Monday, October 6, 2014

20141006.0712

The mid-semester grind is upon me again. I am perhaps halfway through the current term, and I am beginning to feel overwhelmed by the work and by the tedium. There is grading to do, of course, with student projects coming in today as they did on Friday, and my own work still presses upon me, too often shunted to the side in favor of my freelance paying gigs or what I am supposed to do on behalf of the few students who actually care and the entirely too many who do not. How I will ever get caught up, I do not know, for I continue to carry fatigue despite making sure I go to bed earlier and, for the most part, sleeping straight through the night.

If I call it a grind, I have to call myself the grist. (With the image only now coming to me, I find that I wish I had thought to write a bit of verse today. Ah, well.) I feel I have been uprooted and stripped of much that was part of me and am now being turned over and over under the millstone or under the pounding of a water-current-driven hammer, a wooden pole thumping upon my head again and again. There is some consolation in the certainty that I have something in me worth having, else I would not be subject to the treatment, but that does not mean that the treatment is enjoyable--nor what is to come. For the ground grain is gathered as flour, wet and kneaded and baked and eaten; who will consume me? (Damn, but I wish I had had the image earlier and written it as a poem!)

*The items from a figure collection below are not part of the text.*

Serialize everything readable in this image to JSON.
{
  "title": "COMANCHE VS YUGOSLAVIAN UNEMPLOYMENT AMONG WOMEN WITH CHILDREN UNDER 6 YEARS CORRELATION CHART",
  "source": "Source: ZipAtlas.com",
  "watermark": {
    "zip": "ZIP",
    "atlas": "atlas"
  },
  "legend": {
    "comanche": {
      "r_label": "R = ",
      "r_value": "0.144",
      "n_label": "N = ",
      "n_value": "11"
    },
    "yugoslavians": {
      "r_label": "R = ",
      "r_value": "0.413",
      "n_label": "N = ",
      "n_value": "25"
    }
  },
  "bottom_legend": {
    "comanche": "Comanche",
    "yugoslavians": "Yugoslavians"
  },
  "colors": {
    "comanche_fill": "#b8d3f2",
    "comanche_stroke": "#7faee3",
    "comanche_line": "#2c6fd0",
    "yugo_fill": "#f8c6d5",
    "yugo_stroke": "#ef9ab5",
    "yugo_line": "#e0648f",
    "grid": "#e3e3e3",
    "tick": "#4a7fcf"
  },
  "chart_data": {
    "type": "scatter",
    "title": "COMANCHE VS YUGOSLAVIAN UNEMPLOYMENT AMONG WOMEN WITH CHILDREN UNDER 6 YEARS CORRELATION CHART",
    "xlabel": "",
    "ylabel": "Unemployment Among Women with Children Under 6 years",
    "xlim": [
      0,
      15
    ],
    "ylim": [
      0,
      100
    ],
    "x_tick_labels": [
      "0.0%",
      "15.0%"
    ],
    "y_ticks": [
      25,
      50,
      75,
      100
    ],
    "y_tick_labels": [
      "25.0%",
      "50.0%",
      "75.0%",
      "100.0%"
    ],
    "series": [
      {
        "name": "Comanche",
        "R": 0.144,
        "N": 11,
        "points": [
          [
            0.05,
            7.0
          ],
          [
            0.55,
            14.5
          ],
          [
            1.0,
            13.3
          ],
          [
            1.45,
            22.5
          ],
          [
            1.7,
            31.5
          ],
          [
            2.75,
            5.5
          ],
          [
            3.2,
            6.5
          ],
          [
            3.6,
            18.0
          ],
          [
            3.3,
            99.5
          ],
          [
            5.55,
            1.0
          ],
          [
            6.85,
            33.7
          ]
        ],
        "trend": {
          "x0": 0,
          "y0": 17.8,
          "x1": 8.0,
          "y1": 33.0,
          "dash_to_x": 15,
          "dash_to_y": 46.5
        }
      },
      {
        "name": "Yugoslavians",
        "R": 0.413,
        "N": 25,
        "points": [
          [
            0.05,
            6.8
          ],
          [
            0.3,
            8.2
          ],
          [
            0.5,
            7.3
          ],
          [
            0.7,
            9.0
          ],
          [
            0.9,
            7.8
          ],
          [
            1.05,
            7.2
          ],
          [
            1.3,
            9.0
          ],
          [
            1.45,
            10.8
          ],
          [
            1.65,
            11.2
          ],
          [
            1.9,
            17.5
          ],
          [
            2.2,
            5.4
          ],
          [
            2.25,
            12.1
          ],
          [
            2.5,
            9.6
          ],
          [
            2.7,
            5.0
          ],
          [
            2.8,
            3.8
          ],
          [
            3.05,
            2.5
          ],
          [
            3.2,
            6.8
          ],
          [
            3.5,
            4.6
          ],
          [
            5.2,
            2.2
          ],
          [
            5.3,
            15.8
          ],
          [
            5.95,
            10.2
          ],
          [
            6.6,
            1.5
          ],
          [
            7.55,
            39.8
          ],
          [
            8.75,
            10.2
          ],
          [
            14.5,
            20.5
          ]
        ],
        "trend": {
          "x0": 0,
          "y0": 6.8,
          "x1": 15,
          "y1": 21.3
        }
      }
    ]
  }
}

Others are worse off, I know. I chose this kind of life, I know. That remarking takes up time and energy that could be better spent otherwise, I know. All vitiate against my making complaint (although I would note that we do not condemn those who "work hard" for groaning at rising once again to face the day or noting the aches and pains attendant upon their work). Yet still I feel it must be said. Still I feel that not enough is noted about what the work that most who teach do does to those who do it, or not enough of it is heard. For the work of teaching seems bounded by the classroom, and it is often only dimly and later that its effect is known. The work of grading that takes up so much time is done away from the eyes of others, save the unfortunate few who happen to love those of us who do it (unfortunate because we are not only gone from them in doing the work of teaching but in doing the work of grading; the multiple-choice test makes more sense from that perspective). (Damn, but I should have written this as a poem!) It is not seen, so it is not understood, and because it is not understood, it is dismissed.

The bell needs to ring to have the class resume.